We got word of this from the company yesterday. (And we knew something was up early in the week.)
DreamWorks Animation said Tuesday night that it is pushing back the release date for its animated movie "Mr. Peabody & Sherman" by four months.
The Glendale studio said it was changing the release date for the film from Nov. 1 to March 7, 2014, at the recommendation of its distributor, Twentieth Century Fox. As a result of the decision, "Me & My Shadow," which had previously been scheduled for release in March 2014, will go back into development. ...
There have been meetings with employees at the Glendale campus and staffers we talk to expect layoffs.
Disconcerting, but cash flows haven't quite been what the company would like.
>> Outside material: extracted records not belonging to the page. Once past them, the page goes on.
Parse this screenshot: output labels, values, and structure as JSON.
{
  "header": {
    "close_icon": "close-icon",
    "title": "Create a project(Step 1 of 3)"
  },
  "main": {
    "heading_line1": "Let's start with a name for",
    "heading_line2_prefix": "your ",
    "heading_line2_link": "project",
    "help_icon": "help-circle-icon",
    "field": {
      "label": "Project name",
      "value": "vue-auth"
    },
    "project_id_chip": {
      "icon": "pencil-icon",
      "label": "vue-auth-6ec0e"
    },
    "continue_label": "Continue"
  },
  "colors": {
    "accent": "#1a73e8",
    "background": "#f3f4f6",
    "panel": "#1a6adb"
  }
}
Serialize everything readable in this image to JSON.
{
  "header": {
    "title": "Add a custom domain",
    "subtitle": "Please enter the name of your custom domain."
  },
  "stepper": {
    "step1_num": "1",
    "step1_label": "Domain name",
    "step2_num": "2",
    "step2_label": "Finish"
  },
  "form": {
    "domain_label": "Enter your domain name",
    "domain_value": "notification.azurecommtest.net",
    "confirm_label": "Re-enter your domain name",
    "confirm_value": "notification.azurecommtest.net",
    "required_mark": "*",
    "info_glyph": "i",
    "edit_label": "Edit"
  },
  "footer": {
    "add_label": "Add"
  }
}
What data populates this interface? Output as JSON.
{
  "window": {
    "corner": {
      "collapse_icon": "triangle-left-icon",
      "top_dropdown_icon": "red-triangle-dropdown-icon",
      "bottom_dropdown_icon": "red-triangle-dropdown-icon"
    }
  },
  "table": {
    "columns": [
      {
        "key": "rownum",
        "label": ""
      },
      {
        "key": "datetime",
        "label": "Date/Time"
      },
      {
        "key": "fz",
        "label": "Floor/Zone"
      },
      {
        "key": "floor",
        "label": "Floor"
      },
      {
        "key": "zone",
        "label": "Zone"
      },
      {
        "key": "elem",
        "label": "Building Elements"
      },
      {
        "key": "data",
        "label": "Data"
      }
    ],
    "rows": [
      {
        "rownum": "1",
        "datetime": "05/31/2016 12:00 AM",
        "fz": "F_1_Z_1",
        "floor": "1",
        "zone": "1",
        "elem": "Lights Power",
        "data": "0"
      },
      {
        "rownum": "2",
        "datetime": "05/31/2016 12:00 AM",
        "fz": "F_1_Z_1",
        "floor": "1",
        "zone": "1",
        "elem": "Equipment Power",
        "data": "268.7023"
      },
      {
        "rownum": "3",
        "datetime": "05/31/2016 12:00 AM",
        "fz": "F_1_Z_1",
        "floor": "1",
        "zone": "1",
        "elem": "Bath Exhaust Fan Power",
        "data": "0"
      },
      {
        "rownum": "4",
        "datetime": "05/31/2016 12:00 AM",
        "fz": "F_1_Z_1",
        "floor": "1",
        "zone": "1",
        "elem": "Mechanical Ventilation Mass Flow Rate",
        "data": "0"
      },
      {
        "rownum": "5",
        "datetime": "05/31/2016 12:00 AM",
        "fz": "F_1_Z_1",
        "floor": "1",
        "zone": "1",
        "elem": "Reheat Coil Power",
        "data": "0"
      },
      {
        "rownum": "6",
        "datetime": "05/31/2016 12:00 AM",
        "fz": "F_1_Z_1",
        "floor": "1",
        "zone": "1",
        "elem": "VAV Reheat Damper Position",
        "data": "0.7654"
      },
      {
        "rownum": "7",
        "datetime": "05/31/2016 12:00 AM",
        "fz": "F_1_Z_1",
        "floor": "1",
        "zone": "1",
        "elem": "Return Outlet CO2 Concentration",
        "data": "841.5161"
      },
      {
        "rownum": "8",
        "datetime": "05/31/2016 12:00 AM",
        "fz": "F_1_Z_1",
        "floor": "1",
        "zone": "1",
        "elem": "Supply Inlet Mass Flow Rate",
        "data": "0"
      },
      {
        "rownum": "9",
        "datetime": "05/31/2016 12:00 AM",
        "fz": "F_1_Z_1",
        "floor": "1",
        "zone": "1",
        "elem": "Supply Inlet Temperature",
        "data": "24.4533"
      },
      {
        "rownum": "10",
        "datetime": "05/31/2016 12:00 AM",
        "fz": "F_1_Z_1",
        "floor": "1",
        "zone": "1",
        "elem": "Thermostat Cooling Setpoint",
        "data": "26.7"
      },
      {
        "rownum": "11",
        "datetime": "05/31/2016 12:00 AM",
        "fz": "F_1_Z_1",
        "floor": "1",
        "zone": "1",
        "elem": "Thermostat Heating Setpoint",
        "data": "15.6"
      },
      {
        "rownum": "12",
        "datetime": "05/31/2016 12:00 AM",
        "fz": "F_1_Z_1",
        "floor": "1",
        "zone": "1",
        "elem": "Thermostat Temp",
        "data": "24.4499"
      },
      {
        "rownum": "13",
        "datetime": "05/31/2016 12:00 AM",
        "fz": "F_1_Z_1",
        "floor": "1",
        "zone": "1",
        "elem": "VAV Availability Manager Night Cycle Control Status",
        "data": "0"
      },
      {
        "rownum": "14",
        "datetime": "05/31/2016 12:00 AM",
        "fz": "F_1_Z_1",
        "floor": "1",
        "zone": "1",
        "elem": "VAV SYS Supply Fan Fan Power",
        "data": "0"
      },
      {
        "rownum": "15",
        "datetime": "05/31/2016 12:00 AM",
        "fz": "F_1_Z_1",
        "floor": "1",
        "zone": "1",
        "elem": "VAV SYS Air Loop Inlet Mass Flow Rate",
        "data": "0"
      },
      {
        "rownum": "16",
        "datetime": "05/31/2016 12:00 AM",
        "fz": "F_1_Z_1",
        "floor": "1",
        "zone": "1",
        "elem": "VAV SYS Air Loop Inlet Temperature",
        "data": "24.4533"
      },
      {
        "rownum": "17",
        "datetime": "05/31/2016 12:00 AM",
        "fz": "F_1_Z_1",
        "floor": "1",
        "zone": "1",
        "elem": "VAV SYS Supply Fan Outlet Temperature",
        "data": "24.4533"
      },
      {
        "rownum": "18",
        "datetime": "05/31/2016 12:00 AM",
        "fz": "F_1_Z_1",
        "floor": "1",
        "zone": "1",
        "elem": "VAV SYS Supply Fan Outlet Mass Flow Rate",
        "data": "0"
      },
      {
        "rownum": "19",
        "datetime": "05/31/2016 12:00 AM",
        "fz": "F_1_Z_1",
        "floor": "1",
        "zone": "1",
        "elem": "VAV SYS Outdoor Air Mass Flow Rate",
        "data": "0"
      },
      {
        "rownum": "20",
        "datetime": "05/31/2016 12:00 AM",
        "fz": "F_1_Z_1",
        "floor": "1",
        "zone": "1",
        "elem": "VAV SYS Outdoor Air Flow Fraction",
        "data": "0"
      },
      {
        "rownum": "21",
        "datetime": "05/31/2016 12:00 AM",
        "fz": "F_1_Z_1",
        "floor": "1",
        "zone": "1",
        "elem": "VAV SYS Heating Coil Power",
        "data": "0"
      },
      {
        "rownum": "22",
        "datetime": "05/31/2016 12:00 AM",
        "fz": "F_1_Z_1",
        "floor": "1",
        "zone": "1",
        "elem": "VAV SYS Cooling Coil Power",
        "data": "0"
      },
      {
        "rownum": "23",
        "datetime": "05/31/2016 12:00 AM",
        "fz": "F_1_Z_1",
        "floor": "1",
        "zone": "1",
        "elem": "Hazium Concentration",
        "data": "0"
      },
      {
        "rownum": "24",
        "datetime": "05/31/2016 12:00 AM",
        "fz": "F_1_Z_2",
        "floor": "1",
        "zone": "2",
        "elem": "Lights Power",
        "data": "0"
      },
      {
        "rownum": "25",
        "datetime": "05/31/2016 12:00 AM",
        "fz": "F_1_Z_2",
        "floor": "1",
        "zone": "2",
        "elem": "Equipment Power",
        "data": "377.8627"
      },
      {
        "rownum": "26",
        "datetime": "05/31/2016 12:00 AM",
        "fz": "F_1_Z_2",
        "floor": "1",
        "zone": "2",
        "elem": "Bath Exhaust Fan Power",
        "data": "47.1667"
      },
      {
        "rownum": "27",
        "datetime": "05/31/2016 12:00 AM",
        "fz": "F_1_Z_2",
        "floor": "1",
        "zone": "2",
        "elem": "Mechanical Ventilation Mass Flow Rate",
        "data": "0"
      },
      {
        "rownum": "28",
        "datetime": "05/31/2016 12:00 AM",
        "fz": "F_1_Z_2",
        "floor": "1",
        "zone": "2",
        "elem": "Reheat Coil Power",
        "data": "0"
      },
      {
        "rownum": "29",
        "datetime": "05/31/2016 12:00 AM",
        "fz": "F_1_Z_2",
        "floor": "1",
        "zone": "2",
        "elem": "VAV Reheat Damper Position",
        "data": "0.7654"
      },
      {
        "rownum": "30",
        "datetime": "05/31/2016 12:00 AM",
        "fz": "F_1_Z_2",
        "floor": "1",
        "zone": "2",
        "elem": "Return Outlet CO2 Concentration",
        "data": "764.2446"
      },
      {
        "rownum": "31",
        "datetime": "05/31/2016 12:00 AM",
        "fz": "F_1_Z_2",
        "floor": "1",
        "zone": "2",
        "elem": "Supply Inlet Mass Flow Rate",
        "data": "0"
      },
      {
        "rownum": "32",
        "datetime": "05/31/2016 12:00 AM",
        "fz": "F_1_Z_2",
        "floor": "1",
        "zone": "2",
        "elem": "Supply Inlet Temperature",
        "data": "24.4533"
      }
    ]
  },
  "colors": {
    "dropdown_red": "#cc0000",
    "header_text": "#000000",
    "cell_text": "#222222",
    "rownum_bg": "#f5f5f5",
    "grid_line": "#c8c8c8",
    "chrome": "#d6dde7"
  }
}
So it goes.
ADD ON: I was over at DWA morning and afternoon, answering questions of the crew.
I gave out information about how long Motion Picture Industry health coverage will last if a person is laid off (usually twelve to fifteen months), how to calculate pension, what contractual separation money will be coming employees' way.
A few people I talked to had already been in meetings and found out they're being retained. Many others are waiting to hear. I'm informed the company will meet with all crews by Tuesday of next week. In the meantime, there are pictures to work on.
... "We believe the best strategy for DreamWorks Animation in the long run is to ensure that every one of our films has an optimal release date with the biggest opportunity to succeed at the box office," Katzenberg said in a statement. "The move of 'Mr. Peabody & Sherman' means that we will now release two films in 2013, and we are adjusting our operating infrastructure costs accordingly."
Katzenberg did not specify what the cost-cutting would entail, and DreamWorks would not disclose how many positions would be cut. ...
As we've noted before, animation has always been driven by market results. When Snow White hit big in 1938, Walt Disney Productions expanded. And when Disney's Sleeping Beauty didn't pull in the dollars the company wanted during the late fifties, a large number of animation employees were laid off.
DreamWorks Animation expanded after Shrek. A decade later Rise of the Guardians has underperformed, and staff is being shed.